Agora lembre-se. Mesmo uma verdade torna-se uma
mentira se entrar em você pela porta errada. A verdade tem que entrar
pela porta principal, através dos olhos. A verdade é uma visão,
precisa ser vista com seus próprios olhos.
Naropa
era um grande erudito, um grande sábio, tinha dez mil discípulos. Um
dia estava sentado cercado por milhares de escrituras – antigas, bem
antigas e raras. Subitamente ele caiu no sono, devia estar cansado, e
teve uma visão.
Ele viu uma mulher muito velha, bem feia, horrível – uma bruxa.
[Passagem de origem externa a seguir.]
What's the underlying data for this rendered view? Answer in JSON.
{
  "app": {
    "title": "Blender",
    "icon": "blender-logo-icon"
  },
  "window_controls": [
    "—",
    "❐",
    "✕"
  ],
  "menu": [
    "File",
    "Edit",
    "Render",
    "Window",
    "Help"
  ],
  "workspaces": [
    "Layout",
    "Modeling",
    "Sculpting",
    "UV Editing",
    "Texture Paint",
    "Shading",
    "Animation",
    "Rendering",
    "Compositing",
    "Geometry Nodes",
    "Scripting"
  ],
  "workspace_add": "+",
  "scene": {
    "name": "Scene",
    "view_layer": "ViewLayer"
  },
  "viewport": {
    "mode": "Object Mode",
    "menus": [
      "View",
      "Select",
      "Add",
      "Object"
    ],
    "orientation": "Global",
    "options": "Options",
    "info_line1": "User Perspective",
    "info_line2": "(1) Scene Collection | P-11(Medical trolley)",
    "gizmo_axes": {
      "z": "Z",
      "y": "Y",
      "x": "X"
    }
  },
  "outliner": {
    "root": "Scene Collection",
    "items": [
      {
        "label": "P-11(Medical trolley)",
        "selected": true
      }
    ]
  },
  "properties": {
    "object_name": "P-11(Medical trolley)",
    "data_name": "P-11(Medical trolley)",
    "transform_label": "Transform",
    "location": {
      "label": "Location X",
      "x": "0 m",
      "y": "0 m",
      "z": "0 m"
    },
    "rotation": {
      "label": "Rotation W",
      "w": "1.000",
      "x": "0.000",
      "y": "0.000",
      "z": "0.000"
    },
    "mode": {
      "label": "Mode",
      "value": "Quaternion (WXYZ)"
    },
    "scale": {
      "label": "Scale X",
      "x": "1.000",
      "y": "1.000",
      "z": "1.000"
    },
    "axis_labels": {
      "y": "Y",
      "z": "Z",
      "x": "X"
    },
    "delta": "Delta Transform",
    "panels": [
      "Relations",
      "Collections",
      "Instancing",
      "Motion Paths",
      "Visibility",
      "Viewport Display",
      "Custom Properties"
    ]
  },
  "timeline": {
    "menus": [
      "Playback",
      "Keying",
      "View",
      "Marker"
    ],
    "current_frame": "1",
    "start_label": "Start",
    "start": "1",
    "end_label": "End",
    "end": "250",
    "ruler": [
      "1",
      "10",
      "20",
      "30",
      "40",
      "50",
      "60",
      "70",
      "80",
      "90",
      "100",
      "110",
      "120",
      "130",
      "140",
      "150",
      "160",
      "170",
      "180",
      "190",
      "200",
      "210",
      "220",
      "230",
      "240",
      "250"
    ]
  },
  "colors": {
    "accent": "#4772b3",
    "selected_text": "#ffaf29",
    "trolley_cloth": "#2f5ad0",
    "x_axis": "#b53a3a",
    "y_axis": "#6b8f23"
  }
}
A feiúra
dela era tal que ele começou a tremer no sonho. Era tão nauseante que
ele queria fugir – mas fugir para onde, para onde ir?
Ele foi apanhado, como que hipnotizado pela velha bruxa. Os olhos dela eram como magnetos.
“O que você está estudando?” perguntou a velha.
Ele disse, “Filosofia, religião, epistemologia, linguagem, gramática, lógica.”
O velha perguntou de novo, “Você entende tudo isso?”
Naropa disse, “É claro... Sim, eu as compreendo.”
“Mas você compreende as palavras, ou o sentido?” A mulher perguntou novamente.
Milhares de perguntas foram perguntadas a Naropa na vida dele – milhares
de estudantes sempre perguntando, inquirindo. Mas ninguém havia
perguntado isso: se ele entendia as palavras ou o sentido. E os olhos da
mulher eram penetrantes, olhos que iam até as profundezas de seu ser,
era impossível mentir para ela. Para qualquer outro ele teria dito, “É
claro que compreendo o sentido,” mas para essa mulher, essa mulher de
aparência medonha, ele tinha que dizer a verdade. Ele disse, “Eu entendo
as palavras.”
A mulher ficou muito feliz. Começou a dançar e a rir, e a feiúra dela foi transformada; uma beleza sutil começou a surgir nela.
Pensando, “Eu a fiz tão feliz. Porque não fazê-la ainda mais feliz?”
Naropa então disse, “E sim, eu também entendo o sentido.”
A mulher parou de rir, parou de dançar. Ela começou a chorar e a lamentar-se e toda sua feiúra voltou, mil vezes pior.
Naropa perguntou: “Porque você está chorando e lamentando-se?
E por que estava antes rindo e dançando?”
Ela respondeu: “Eu fiquei feliz porque um grande erudito como você não
havia mentido. Mas agora estou chorando e lamentando porque você mentiu
para mim. Eu sei – e você sabe – que você não compreende o sentido.”
A visão desapareceu e Naropa havia sido transformado. Ele fugiu da
universidade e nunca mais tocou numa escritura novamente na sua vida.
Tornou-se completamente ignorante, pois compreendeu que a mulher não
era ninguém de fora, era somente uma projeção. Era o próprio ser de
Naropa, que, através do conhecimento, havia se tornado tão feio. Bastou
esse bocado de entendimento, a de que ele não compreendia o sentido,
para que a feiúra se transformasse em algo belo.
A visão de Naropa é muito significativa. A menos que você sinta que o
conhecimento é inútil, você nunca estará em busca da sabedoria. Você irá
carregar a moeda falsa, pensando tratar-se de um tesouro verdadeiro.
Você precisa perceber que o conhecimento é uma moeda falsa, pois não é
saber, não é entendimento. No máximo o conhecimento é algo intelectual: a
palavra foi entendida, mas o sentido se perdeu.